A cohort of 537 transitional‐cell bladder cancers (TCC) was followed up for a mean of 9 years. Clinical stage, WHO grade, papillary status, 6 nuclear factors and volume‐corrected mitotic index (M/V index) were related to progression and survival. Classic and quantitative prognostic factors were significantly interrelated (p < 0.001). In Ta‐TI tumours M/V index predicted progression independently (p < 0.001) and in the entire cohort progression was related independently to the M/V index (p = 0.0001) and to the WHO grade (p = 0.0022). In survival analysis, clinical stage (p < 0.0001), M/V index (p < 0.0001), WHO grade (p < 0.0001), papillary status (p < 0.0001) and nuclear factors (p < 0.0001) were significant predictors.
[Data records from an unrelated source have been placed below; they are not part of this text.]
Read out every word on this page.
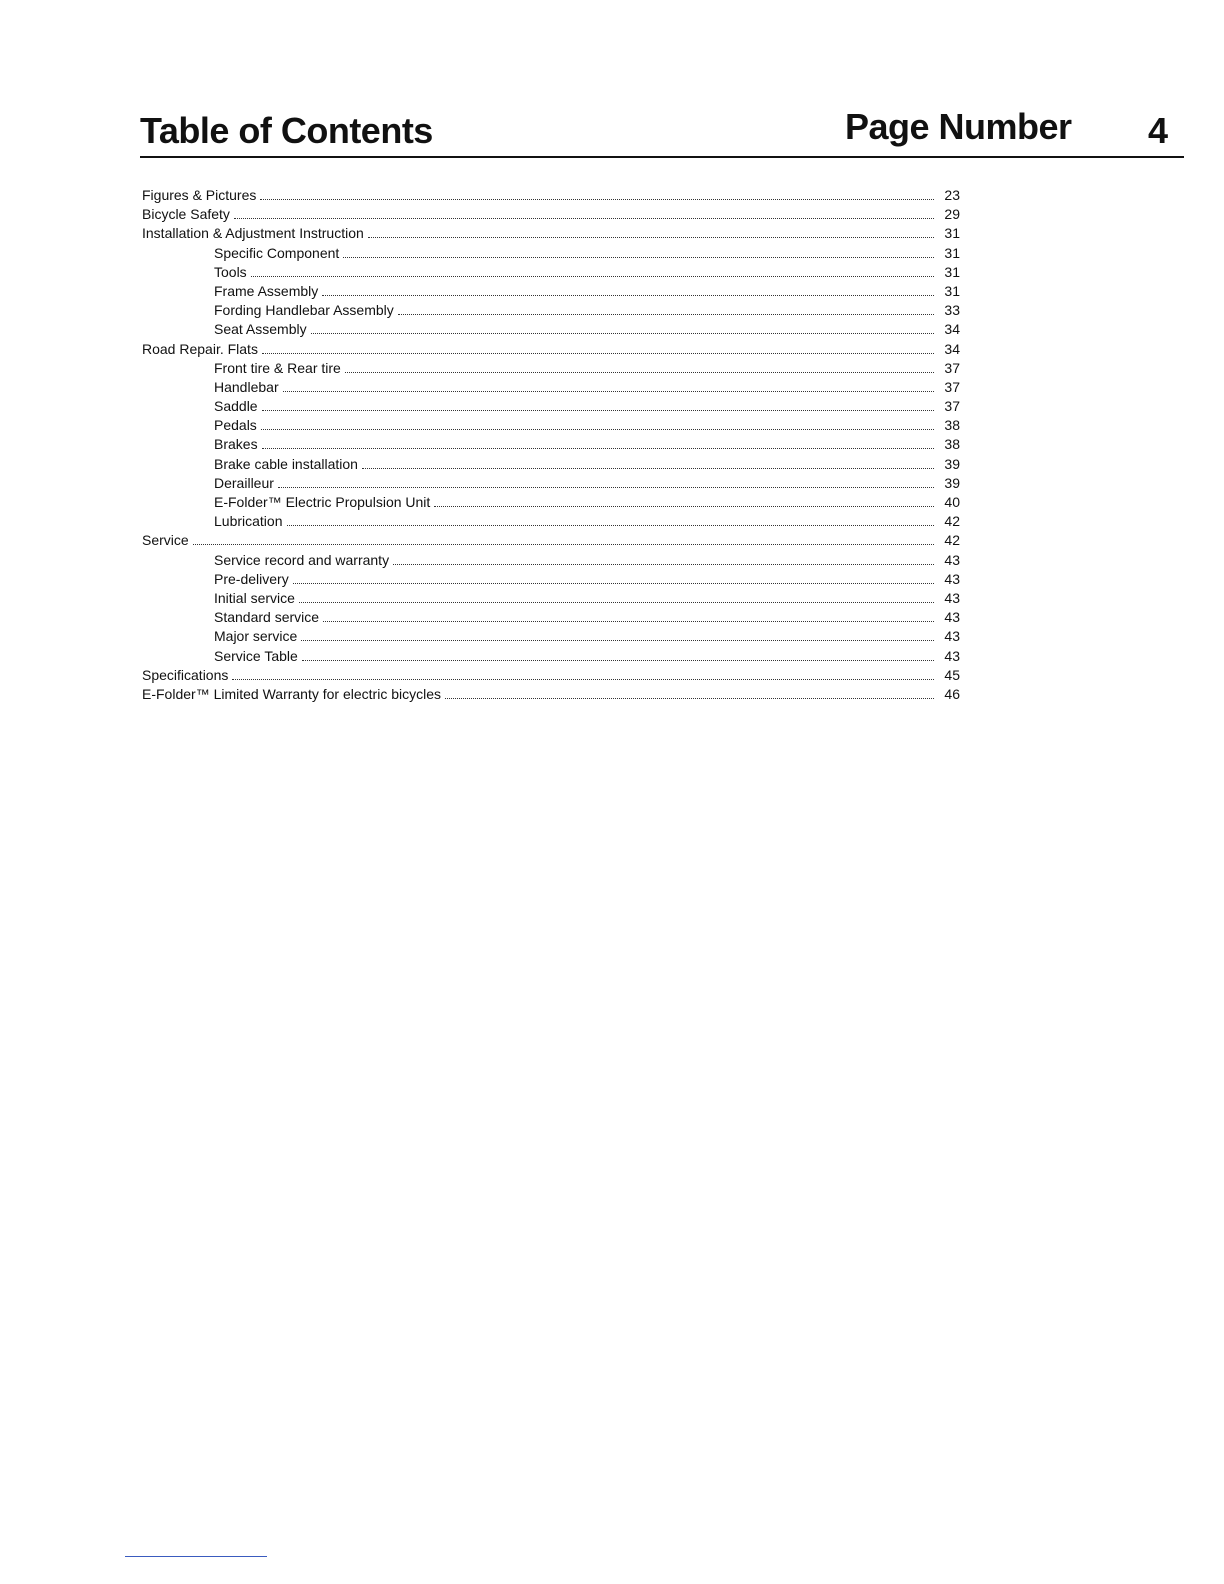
Table of Contents	Page Number 4
Figures & Pictures	23
Bicycle Safety	29
Installation & Adjustment Instruction	31
Specific Component	31
Tools	31
Frame Assembly	31
Fording Handlebar Assembly	33
Seat Assembly	34
Road Repair. Flats	34
Front tire & Rear tire	37
Handlebar	37
Saddle	37
Pedals	38
Brakes	38
Brake cable installation	39
Derailleur	39
E-Folder™ Electric Propulsion Unit	40
Lubrication	42
Service	42
Service record and warranty	43
Pre-delivery	43
Initial service	43
Standard service	43
Major service	43
Service Table	43
Specifications	45
E-Folder™ Limited Warranty for electric bicycles	46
In papillary tumours, clinical stage (p < 0.0001), M/V index (p < 0.0001), WHO grade (p < 0.0001) and nuclear factors (p = 0.0001–0.0133) were related to survival. In a multivariate analysis T‐category (p < 0.001), WHO grade (p < 0.001), M/V index (p = 0.002) and papillary status (p = 0.034) predicted survival independently in the entire cohort whereas in papillary tumours T‐category (p < 0.001) and M/V index (p < 0.001) were independent predictors. If tumours with pelvic lymphnode metastases or distant metastases at diagnosis were excluded from the analysis, T‐category (p < 0.001), M/V index (p < 0.001) and WHO grade (p < 0.001) were independent predictors. In papillary tumours T‐category (p < 0.001), M/V index (p < 0.001) and WHO grade (p = 0.048) predicted survival. The results emphasize the importance of mitotic activity as a most important histological prognostic factor in TCC, second only to clinical stage. In Ta‐TI tumours quantitative mitotic frequency analysis includes all the available independent prognostic information. Accordingly, TCC can be graded by mitotic frequency analysis in place of subjective grading systems.